1927 film by Howard Hawks

Cradle Snatchers is a 1927 American silent comedy film directed by Howard Hawks. The picture is based on the 1925 Russell Medcraft and Norma Mitchell stage play of the same name that starred Mary Boland, Edna May Oliver, Raymond Hackett, Gene Raymond, and Humphrey Bogart.

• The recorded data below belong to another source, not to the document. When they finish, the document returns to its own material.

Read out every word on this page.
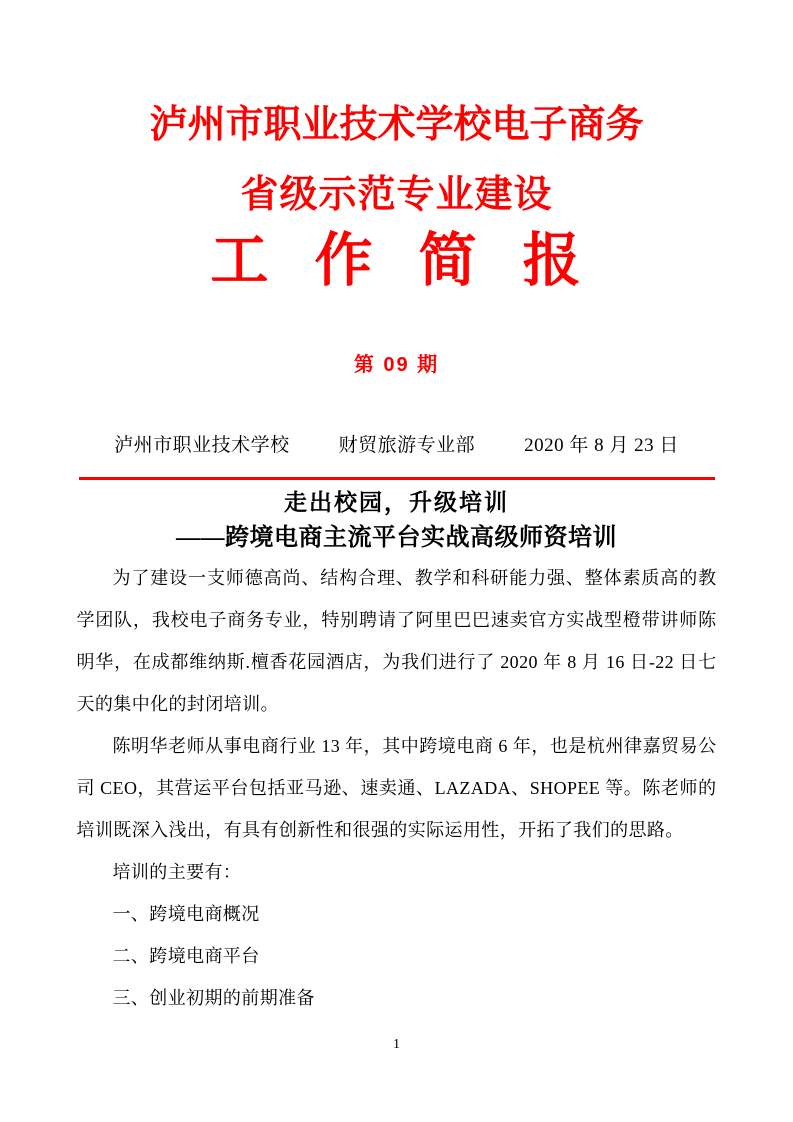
泸州市职业技术学校电子商务
省级示范专业建设
工 作 简 报
第 09 期
泸州市职业技术学校	财贸旅游专业部	2020 年 8 月 23 日
走出校园，升级培训
——跨境电商主流平台实战高级师资培训

为了建设一支师德高尚、结构合理、教学和科研能力强、整体素质高的教学团队，我校电子商务专业，特别聘请了阿里巴巴速卖官方实战型橙带讲师陈明华，在成都维纳斯.檀香花园酒店，为我们进行了 2020 年 8 月 16 日-22 日七天的集中化的封闭培训。

陈明华老师从事电商行业 13 年，其中跨境电商 6 年，也是杭州律嘉贸易公司 CEO，其营运平台包括亚马逊、速卖通、LAZADA、SHOPEE 等。陈老师的培训既深入浅出，有具有创新性和很强的实际运用性，开拓了我们的思路。

培训的主要有：

一、跨境电商概况

二、跨境电商平台

三、创业初期的前期准备

1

The film was remade as Why Leave Home? (1929).

==Plot==

Surviving portions of the film

Three unhappy, middle-aged housewives teach their adulterous husbands a lesson by starting affairs with college-aged men during the Jazz Age.

==Cast==
- Louise Fazenda as Susan Martin
- Ethel Wales as Ethel Drake
- Dorothy Phillips as Kitty Ladd
- J. Farrell MacDonald as George Martin
- Franklin Pangborn as Howard Drake
- William B. Davidson as Roy Ladd
- Joseph Striker as Joe Valley
- Nick Stuart as Henry Winton
- Arthur Lake as Oscar
- Diane Ellis as Ann Hall (credited as Dione Ellis)
- Sammy Cohen as Ike Ginsberg
- Tyler Brooke as Osteopath

==Preservation==
An incomplete print of Cradle Snatchers, missing part of reel 3 and all of reel 4, is in the collection of the Library of Congress.